As reported in the St. Louis Daily Record, Kiernan's talk, Changing Landscape ... Emerging Legal and Ethical Issues and the End of Life focused on "the premise that America needs a less expensive, less technology-based and less painful way to die. As Americans live longer . . . they're less likely to die the sudden death that was prominent in the 1970s as they are a long, slow and ultimately inhumane death in 2008. Americans are dying differently . . . often longer and at greater physical and monetary expense.


Kiernan warns that America is largely unprepared. "At present, only six medical schools nationally require an end-of-life course, and just 18 percent of medical graduates received any formal training in understanding and mitigating end-of-life issues. As a result, elderly Americans are r outinely admitted to $10,000-a-day hospital intensive-care units and stay there, when they might be treated more humanely and far less expensively with palliative or hospice care."

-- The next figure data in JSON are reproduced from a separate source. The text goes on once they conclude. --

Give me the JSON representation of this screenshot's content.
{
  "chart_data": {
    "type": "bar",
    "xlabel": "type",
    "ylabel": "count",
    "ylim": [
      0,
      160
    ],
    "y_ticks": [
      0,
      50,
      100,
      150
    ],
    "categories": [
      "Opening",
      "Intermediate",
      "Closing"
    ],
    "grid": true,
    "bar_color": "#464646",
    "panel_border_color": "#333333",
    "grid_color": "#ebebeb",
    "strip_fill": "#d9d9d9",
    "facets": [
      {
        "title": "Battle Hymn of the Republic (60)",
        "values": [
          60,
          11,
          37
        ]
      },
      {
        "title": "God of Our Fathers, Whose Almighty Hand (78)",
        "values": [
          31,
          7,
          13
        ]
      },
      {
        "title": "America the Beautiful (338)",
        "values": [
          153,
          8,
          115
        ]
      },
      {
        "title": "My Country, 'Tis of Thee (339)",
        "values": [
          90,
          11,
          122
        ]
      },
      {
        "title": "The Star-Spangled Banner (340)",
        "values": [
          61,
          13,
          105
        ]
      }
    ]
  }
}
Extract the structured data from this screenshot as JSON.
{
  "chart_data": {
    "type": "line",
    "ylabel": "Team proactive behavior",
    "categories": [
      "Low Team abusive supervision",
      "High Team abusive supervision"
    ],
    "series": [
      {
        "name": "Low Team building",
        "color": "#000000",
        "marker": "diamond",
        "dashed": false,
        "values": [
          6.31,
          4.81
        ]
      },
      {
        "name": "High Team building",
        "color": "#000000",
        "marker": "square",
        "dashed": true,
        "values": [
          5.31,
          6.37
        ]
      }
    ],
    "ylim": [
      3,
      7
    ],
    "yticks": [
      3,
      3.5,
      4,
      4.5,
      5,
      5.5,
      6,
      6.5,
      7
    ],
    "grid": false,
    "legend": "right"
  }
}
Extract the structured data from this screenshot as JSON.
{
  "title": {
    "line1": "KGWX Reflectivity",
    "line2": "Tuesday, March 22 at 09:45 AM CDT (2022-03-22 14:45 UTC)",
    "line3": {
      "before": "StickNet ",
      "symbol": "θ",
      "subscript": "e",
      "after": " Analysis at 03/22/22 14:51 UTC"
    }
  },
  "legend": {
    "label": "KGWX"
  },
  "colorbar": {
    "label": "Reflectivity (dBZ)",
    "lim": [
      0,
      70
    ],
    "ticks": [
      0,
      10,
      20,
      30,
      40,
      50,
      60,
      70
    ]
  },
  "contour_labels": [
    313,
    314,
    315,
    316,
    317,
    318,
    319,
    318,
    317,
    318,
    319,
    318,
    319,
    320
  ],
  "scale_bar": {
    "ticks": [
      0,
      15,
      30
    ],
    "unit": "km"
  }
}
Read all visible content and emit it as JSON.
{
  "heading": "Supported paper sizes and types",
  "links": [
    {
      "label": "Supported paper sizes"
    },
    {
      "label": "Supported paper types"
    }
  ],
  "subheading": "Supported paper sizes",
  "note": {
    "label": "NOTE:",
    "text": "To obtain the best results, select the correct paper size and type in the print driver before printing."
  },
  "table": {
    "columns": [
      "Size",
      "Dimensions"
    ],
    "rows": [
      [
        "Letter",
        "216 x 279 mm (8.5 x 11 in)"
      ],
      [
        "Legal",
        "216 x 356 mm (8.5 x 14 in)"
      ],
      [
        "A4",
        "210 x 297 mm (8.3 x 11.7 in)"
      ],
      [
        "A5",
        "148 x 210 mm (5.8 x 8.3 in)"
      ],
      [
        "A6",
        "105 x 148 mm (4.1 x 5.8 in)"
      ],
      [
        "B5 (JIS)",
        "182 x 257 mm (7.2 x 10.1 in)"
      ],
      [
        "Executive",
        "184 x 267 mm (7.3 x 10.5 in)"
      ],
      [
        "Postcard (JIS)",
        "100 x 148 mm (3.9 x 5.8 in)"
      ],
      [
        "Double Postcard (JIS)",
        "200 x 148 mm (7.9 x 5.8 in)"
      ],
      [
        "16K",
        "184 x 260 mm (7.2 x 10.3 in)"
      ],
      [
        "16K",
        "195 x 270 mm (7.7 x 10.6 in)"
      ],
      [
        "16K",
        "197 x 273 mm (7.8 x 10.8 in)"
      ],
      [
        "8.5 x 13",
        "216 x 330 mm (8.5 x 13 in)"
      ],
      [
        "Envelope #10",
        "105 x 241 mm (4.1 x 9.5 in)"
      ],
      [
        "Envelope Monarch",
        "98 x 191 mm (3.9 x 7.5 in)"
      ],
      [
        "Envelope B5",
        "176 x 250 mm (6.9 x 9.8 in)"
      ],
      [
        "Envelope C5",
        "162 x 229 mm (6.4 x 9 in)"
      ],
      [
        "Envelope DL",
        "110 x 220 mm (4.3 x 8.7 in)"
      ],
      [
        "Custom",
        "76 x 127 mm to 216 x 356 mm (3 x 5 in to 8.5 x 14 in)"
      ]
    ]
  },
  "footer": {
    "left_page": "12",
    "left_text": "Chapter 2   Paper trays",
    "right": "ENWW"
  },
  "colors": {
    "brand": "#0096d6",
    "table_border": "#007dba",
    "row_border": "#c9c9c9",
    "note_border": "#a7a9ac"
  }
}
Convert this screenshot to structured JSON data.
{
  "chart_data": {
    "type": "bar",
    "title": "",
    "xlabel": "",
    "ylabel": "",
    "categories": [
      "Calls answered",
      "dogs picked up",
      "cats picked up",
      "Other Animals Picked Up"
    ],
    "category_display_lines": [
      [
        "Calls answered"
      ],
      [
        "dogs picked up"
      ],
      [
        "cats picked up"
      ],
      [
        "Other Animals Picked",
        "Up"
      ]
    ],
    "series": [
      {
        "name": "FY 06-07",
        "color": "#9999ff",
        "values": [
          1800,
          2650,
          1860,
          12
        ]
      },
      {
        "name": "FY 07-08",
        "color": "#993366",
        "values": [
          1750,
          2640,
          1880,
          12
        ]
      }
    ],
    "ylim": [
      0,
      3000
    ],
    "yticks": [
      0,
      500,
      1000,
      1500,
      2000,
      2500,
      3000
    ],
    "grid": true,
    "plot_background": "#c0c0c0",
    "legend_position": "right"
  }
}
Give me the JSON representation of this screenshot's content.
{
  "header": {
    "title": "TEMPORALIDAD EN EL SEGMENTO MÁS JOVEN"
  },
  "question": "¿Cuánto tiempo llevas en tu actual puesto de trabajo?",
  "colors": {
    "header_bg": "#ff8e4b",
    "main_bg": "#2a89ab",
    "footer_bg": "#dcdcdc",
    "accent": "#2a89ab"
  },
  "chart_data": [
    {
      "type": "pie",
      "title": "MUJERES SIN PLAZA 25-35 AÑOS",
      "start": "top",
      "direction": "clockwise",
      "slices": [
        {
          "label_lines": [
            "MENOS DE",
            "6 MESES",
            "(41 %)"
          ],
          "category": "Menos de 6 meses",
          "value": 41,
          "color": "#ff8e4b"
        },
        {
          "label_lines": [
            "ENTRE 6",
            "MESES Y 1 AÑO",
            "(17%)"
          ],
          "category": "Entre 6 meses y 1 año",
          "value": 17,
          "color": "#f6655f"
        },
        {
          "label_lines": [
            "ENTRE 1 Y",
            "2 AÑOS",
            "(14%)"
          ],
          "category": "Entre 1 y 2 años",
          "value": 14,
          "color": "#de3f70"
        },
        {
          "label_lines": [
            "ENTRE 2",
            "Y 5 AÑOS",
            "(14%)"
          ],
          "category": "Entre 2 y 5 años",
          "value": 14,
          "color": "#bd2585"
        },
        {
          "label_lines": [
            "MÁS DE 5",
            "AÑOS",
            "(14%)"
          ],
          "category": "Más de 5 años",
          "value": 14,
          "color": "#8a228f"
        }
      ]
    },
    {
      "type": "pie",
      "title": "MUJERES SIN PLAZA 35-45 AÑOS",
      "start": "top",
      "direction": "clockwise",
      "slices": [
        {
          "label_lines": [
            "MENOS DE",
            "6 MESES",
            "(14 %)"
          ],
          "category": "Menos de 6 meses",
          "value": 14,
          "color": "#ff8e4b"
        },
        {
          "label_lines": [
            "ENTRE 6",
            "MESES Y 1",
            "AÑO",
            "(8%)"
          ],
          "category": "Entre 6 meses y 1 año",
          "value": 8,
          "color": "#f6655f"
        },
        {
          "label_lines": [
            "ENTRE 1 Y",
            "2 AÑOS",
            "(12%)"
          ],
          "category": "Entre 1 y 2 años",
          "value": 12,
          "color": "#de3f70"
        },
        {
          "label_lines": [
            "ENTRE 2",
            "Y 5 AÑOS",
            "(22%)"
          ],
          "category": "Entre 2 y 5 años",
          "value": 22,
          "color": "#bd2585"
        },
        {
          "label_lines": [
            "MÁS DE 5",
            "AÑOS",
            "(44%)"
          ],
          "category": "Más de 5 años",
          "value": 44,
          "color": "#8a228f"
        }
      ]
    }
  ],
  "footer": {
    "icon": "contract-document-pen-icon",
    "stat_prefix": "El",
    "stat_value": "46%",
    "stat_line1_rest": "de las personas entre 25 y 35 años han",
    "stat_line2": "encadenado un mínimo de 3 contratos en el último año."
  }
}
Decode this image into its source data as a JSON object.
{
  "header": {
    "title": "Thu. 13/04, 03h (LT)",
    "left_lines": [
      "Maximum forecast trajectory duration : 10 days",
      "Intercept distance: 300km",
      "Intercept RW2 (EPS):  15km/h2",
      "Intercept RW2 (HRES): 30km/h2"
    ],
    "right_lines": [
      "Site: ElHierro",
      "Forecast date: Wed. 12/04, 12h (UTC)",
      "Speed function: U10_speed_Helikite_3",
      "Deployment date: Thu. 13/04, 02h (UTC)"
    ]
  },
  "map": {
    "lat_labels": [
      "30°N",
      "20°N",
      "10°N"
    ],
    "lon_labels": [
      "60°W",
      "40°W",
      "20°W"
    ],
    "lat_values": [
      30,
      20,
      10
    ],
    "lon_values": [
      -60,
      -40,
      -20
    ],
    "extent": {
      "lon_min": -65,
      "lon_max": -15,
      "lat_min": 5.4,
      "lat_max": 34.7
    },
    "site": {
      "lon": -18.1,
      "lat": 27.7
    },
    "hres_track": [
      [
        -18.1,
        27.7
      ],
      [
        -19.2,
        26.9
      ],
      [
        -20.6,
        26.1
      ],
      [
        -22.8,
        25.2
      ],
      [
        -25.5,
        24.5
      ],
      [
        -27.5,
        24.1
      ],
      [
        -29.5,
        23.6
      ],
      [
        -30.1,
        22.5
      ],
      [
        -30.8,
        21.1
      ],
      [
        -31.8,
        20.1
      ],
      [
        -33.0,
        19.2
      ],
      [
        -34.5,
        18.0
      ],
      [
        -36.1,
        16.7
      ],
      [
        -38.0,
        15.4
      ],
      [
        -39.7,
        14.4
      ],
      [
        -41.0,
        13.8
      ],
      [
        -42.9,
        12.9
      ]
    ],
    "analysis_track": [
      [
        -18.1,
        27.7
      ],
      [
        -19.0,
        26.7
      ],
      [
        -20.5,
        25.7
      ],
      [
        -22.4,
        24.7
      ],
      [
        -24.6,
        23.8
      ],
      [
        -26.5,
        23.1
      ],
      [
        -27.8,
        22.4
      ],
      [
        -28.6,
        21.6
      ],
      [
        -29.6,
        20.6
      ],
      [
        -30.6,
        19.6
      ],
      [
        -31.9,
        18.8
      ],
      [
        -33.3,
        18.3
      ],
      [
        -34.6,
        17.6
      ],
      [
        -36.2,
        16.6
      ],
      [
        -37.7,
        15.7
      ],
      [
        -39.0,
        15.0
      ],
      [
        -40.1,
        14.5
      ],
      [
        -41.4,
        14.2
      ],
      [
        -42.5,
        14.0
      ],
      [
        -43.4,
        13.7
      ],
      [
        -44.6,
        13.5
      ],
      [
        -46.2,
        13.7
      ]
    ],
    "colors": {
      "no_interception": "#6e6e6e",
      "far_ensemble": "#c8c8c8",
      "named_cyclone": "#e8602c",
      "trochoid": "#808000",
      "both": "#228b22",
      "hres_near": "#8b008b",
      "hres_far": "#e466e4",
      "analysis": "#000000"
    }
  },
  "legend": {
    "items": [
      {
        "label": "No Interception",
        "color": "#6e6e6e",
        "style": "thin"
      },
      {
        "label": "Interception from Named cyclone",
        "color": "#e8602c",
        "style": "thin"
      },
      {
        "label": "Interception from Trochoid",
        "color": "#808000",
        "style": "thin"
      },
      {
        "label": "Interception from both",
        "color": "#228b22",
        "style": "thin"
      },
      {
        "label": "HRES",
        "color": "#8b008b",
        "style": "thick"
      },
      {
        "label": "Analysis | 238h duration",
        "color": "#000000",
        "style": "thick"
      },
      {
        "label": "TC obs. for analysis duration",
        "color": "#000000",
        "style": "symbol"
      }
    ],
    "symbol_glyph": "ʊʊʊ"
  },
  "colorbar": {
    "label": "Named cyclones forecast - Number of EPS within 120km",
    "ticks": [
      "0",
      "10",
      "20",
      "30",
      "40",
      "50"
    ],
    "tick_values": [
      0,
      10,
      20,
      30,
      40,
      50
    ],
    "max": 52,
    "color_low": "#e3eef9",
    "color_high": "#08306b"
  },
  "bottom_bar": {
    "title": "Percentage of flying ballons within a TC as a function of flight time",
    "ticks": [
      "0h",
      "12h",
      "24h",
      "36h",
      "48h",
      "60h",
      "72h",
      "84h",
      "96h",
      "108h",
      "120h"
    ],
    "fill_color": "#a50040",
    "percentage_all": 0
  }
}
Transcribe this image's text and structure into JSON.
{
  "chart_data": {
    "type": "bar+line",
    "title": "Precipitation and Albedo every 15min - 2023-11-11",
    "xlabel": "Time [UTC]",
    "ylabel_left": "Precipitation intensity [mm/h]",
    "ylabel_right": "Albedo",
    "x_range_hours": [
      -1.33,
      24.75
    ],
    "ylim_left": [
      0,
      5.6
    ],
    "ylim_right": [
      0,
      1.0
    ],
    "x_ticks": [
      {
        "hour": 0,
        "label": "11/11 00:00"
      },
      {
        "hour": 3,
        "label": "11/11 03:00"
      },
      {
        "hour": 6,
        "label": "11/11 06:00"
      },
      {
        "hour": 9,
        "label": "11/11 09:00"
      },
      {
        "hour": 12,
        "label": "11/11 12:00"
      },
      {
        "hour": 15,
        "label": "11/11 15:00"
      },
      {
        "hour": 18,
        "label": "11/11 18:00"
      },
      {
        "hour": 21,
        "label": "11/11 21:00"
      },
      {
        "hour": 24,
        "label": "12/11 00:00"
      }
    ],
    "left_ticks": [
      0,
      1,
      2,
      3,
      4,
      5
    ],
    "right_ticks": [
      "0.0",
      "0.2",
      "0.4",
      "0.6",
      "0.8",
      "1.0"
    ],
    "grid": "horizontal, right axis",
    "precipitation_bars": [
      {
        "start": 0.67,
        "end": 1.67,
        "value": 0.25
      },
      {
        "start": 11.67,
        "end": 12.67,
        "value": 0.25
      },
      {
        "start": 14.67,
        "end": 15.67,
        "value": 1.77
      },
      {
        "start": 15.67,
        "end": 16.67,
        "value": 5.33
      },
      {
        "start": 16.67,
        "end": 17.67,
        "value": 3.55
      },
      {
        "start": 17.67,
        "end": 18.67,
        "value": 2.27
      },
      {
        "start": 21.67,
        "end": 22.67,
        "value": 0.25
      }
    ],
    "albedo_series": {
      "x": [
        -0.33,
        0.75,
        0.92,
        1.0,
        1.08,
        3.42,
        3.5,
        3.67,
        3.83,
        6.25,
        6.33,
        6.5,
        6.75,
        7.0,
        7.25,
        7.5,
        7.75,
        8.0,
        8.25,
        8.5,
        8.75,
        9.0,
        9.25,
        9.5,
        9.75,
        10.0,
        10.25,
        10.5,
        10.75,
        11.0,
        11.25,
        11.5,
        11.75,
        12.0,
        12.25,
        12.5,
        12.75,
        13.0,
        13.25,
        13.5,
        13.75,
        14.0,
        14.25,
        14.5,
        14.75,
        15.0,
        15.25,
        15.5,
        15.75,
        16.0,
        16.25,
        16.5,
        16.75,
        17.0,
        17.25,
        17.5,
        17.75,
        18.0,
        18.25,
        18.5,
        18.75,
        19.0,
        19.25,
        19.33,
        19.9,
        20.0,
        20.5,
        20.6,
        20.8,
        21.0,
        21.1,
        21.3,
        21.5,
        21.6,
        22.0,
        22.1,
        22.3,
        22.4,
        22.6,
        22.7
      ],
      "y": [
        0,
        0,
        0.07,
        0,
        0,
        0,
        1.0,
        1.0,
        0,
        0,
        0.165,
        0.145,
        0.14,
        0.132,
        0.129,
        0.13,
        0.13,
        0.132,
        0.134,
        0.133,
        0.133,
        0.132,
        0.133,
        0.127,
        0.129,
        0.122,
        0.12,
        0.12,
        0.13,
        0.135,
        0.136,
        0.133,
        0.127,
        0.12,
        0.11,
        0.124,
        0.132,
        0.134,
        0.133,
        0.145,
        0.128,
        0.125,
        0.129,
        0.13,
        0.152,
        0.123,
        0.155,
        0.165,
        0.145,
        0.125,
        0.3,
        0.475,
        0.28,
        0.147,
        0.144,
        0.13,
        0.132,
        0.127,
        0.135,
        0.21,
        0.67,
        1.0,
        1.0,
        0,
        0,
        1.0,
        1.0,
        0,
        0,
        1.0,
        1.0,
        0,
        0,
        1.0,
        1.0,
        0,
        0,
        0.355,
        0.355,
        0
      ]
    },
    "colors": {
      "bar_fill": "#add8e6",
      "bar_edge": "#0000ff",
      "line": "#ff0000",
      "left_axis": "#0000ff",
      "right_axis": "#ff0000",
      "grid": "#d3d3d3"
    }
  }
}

To view dying differently, Kiernan suggests that "the country will need more hospices, improved palliative care in hospitals or at home, better legal protection for physicians who have become wary of prescribing pain medicine and succinct advanced directives that better reflect a person's wishes. It hasn't happened yet. As proof, Kiernan points to his own health-insurance coverage. He's insured for up to $1 million for ICU treatment, but just $5,000 for hospice care. In our country medical care is often confused with love, and they're not the same . . . ."


" It would take a paradigm shift to convince Missourians that living as long as possible isn't always the right thing. It's hard to make this argument in a Right to Life state like Missouri, but it needs to be done."